Les Gaullistes ont toujours défendu une industrie forte, à la pointe de l’innovation, contribuant à l’indépendance nationale et à la diffusion du progrès auprès du plus grand nombre. C’est en s’inscrivant dans cette lignée que le Président Sarkozy a fixé pour objectif d’augmenter de 25% la production industrielle de la France d’ici 2025.
En effet, on assiste à un recul préoccupant de l’activité industrielle en France. Depuis l’an 2000, l’investissement industriel a baissé de 35% ; notre pays a perdu 500.000 ouvriers ; la part des branches industrielles dans le PIB est passée de 18% à 12%. Or, l’industrie est le socle d’une économie solide, le garant de la croissance durable dans notre pays, notamment parce qu’elle stimule la recherche et l’innovation.
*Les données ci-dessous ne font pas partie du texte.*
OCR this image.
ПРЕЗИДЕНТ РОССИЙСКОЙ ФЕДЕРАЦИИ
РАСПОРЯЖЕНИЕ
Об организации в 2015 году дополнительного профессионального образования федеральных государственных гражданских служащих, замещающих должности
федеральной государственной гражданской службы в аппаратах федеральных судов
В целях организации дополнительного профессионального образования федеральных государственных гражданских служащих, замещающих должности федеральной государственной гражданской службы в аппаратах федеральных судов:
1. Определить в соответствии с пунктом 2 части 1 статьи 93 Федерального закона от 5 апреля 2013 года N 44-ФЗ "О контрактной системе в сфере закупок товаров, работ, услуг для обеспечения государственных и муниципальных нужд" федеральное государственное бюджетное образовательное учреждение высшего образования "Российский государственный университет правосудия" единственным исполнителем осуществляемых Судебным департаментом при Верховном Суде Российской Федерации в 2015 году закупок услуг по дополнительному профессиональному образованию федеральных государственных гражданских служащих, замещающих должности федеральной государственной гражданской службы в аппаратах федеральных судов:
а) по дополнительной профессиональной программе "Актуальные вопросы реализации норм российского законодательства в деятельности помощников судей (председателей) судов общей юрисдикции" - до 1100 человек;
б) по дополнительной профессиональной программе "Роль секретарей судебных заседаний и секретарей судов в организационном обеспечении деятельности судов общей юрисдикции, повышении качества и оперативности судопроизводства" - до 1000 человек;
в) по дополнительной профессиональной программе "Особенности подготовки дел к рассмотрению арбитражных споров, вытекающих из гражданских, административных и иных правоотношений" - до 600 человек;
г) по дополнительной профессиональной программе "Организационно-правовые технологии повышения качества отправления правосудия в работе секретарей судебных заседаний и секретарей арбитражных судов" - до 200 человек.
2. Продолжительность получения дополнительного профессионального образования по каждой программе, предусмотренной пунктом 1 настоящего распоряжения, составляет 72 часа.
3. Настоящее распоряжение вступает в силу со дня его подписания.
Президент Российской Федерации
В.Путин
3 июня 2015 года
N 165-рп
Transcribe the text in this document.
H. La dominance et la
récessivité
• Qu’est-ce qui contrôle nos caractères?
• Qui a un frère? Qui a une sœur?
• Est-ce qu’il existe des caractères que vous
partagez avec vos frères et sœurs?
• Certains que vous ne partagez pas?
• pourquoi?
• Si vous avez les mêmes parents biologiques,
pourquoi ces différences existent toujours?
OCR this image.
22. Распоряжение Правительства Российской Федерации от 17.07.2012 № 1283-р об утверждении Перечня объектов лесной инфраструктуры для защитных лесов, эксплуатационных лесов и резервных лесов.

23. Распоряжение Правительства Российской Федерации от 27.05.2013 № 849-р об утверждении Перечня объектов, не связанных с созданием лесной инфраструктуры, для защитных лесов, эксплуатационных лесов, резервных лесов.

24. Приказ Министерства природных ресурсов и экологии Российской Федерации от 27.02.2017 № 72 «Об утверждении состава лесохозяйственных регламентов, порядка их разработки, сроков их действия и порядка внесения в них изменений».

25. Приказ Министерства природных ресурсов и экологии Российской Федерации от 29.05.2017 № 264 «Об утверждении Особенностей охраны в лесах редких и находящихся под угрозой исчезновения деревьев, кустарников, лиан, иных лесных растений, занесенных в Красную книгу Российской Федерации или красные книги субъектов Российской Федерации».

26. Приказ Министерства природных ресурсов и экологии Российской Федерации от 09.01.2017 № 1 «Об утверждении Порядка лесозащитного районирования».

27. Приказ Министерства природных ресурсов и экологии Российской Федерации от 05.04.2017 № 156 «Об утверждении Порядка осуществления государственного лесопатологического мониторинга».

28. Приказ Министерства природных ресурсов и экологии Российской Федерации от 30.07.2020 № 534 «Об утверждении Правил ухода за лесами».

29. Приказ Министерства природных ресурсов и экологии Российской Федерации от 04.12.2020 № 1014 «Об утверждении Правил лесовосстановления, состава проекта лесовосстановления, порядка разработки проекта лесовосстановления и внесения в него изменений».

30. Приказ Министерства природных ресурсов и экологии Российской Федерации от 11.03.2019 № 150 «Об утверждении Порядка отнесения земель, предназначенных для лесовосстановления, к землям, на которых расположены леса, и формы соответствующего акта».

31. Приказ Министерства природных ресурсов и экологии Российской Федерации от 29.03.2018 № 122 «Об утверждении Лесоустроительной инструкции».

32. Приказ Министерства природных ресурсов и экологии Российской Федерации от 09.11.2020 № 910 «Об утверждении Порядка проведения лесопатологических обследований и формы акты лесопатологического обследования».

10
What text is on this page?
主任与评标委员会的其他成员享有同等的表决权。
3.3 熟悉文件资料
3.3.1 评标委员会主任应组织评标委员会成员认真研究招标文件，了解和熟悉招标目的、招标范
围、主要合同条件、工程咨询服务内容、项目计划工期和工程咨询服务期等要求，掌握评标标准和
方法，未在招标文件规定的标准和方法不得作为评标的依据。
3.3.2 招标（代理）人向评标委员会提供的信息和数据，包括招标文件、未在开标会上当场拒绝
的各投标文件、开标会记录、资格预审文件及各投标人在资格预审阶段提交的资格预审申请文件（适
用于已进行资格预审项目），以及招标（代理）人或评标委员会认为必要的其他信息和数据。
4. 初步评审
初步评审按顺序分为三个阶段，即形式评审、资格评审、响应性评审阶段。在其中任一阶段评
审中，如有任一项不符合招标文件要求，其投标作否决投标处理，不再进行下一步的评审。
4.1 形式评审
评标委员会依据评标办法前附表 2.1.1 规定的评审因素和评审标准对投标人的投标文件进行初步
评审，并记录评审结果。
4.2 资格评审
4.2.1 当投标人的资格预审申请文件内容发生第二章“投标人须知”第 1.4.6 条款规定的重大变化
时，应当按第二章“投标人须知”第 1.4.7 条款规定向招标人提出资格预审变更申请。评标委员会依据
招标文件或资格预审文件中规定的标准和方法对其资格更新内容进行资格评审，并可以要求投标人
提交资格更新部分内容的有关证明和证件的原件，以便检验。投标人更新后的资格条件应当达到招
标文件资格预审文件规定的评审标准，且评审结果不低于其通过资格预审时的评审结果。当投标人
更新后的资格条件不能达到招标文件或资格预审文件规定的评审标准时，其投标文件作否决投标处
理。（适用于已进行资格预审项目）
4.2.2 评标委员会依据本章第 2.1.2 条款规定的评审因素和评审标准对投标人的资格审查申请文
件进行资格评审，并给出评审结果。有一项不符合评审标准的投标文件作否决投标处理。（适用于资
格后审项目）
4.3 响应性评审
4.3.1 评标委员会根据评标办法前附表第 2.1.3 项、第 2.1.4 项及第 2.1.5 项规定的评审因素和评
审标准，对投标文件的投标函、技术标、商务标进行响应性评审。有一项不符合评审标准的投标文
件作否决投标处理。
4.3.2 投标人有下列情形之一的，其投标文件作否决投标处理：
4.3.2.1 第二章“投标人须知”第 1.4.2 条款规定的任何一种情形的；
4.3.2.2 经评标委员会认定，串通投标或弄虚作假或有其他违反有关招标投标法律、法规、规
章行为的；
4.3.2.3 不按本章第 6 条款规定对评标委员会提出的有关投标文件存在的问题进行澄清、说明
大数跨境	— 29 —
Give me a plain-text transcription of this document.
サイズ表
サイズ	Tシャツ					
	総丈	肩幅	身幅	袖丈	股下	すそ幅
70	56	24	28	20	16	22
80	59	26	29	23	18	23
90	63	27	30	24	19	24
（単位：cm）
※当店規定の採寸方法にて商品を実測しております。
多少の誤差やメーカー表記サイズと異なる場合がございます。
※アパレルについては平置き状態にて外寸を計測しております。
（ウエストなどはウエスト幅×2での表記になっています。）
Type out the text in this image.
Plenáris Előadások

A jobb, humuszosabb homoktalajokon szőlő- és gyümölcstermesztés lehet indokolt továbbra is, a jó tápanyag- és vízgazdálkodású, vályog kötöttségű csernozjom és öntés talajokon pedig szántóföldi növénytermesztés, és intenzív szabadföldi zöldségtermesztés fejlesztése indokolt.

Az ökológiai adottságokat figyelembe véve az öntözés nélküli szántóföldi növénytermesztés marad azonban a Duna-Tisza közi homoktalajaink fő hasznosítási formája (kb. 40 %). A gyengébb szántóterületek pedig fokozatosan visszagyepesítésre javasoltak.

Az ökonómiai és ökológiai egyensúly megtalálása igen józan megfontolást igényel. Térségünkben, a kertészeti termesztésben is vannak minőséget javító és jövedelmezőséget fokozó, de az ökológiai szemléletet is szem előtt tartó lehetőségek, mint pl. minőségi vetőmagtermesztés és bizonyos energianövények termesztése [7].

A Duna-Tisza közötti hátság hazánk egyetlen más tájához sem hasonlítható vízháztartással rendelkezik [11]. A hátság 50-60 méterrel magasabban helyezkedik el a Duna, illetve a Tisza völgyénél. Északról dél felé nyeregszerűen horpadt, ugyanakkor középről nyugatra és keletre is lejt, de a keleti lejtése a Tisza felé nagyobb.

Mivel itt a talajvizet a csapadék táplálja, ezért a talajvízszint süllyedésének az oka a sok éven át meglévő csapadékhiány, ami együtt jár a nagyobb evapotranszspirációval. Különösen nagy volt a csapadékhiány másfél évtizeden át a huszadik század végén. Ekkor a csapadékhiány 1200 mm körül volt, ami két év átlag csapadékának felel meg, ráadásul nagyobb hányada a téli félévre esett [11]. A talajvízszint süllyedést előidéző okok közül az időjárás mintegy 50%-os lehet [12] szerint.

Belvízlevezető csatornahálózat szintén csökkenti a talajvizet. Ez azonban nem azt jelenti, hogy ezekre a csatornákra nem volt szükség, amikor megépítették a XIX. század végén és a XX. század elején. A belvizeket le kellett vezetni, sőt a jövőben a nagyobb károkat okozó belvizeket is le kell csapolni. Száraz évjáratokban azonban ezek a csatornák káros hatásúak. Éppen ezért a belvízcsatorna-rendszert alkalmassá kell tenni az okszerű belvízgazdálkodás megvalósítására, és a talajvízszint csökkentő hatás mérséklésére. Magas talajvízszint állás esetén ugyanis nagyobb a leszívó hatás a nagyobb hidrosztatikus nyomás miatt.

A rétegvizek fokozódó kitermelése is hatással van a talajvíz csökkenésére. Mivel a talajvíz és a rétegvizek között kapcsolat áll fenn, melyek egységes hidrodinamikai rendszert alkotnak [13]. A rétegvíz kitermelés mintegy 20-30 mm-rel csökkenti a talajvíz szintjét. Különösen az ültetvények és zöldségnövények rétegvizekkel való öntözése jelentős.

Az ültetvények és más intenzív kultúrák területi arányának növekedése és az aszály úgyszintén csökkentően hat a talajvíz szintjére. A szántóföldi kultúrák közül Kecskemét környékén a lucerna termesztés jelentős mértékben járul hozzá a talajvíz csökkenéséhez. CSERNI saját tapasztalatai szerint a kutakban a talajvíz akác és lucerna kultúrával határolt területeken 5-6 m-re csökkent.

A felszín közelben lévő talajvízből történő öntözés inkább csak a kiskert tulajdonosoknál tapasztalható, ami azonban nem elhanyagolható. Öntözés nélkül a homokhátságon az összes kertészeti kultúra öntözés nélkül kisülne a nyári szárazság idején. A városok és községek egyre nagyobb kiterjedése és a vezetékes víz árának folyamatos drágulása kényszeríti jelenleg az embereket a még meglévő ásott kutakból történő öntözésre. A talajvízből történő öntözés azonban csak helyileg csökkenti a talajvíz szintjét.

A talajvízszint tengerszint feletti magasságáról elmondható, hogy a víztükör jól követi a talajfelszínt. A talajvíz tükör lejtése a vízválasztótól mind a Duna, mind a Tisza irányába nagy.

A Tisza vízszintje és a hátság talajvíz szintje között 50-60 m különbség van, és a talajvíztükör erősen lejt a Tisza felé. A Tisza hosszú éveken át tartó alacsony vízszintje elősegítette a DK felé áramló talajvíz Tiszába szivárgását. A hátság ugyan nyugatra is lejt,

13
Aujourd’hui, notre pays doit relever un double défi : conforter durablement ses activités motrices, comme l’aéronautique, l’automobile et l’agroalimentaire ; développer et si possible prendre la tête de nouveaux secteurs porteurs, comme les industries vertes et les industries de haute technologie. Ces deux domaines offrent à la fois un fort potentiel et des perspectives intéressantes en termes de valeur ajoutée.
Si la mondialisation des flux financiers, l’évolution technologique et les nouvelles formes de communication ont bouleversé les cadres, c’est bien le même esprit de conquête que celui des années de Gaulle et Pompidou qui doit nous animer.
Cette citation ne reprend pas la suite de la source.